When the hearing was closed, it was unanimously agreed by the sitting representatives that they would support the idea of the creation of a select investigatory committee akin to the 1975 church committee. This would include the power to subpoena witnesses and to withhold Government funding from non-compliant officials or programs under the so-called Holman Rule.

More Hearings

With the first public hearing over and with the sensitive information in the hands of the Senate Arms Committee, the process for investigation and validation into Mr Grusch’s claims has inevitably begun. Congress is now in recess for August, and it is still an open question whether there is the political support, especially in the Government controlled Senate, for public hearings of such a sensitive and controversial nature, especially in an imminent Election year. There is also a substantial push-back from the powerful Defense Department and intelligence community lobby, some of who’s in leadership are perhaps not keen to see allegations of criminality and flagrant illegality aired in a public inquisition with the power to force officials to give evidence under oath.

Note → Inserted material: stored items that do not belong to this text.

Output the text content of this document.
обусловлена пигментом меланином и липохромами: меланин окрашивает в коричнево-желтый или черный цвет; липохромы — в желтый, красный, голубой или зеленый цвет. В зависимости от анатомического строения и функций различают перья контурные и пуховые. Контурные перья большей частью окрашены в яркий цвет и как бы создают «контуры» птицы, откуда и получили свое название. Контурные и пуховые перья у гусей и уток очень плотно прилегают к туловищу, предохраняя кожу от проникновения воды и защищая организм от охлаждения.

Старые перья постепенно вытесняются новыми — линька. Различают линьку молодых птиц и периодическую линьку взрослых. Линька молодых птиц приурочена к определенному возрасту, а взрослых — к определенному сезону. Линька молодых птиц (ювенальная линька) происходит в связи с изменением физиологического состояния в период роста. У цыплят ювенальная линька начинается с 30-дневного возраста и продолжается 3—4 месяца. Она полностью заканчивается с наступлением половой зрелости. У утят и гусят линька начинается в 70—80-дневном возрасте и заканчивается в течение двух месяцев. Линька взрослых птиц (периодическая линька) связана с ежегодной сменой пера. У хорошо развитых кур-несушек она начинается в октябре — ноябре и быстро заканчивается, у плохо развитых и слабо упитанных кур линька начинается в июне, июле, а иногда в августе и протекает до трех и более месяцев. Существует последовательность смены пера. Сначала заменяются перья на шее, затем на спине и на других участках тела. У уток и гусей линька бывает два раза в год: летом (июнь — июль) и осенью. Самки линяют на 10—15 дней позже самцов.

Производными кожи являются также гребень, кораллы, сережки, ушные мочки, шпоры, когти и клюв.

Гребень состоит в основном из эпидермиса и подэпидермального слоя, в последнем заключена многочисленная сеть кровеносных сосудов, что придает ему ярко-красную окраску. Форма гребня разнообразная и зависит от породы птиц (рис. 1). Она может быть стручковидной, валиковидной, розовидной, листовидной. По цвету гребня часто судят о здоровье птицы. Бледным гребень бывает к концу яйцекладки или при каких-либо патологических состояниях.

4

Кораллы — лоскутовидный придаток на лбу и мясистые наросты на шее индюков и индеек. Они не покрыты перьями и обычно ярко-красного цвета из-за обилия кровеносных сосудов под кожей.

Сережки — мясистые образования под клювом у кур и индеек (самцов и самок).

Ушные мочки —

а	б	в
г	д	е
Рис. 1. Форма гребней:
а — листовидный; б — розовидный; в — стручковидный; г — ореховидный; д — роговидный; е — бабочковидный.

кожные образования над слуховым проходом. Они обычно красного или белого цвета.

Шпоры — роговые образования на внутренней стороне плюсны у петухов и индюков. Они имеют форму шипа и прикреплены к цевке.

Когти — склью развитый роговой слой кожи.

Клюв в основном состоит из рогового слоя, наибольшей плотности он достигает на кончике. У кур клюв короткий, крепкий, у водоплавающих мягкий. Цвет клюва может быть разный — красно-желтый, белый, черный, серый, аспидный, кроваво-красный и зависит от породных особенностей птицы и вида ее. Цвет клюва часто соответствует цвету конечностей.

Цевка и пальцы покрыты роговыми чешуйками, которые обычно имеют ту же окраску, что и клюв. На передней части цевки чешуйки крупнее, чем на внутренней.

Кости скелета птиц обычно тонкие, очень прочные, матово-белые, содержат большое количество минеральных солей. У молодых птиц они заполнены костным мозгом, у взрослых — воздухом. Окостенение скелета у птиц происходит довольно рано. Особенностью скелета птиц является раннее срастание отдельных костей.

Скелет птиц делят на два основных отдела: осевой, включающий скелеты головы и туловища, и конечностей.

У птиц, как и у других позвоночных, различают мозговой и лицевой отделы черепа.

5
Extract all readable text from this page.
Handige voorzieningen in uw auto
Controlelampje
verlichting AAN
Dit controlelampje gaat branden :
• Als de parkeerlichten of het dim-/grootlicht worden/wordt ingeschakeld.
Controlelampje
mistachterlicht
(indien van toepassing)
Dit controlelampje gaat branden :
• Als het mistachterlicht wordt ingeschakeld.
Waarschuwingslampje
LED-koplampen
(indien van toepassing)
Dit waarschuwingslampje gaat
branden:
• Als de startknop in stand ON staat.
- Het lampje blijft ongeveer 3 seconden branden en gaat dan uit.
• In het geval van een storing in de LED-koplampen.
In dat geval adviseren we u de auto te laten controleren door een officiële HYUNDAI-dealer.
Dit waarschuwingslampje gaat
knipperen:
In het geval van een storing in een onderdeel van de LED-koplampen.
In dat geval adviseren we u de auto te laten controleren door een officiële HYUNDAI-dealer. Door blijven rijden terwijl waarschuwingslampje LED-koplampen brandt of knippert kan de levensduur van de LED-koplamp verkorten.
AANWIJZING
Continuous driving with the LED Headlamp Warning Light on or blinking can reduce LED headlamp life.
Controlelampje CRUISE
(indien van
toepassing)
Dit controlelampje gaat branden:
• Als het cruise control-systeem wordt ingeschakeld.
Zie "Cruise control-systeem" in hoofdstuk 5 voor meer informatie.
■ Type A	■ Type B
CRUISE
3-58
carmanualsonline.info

Mr Grusch testified to Congress that his allegations were accepted as ‘credible’ by the Intelligence Community Inspector General and he has also stated that other first-hand witnesses to the legacy crash retrieval program supported his claims under oath in secret hearings before the ICIG. It would be a good first start for any public hearing to call the Inspector General himself to test Mr Grusch’s allegations. If America’s top intelligence community watchdog verifies Mr Grusch’s allegations, then there seems little doubt that Congress will be compelled to hold a full inquisitorial hearing to get to the bottom of these gravely serious allegations.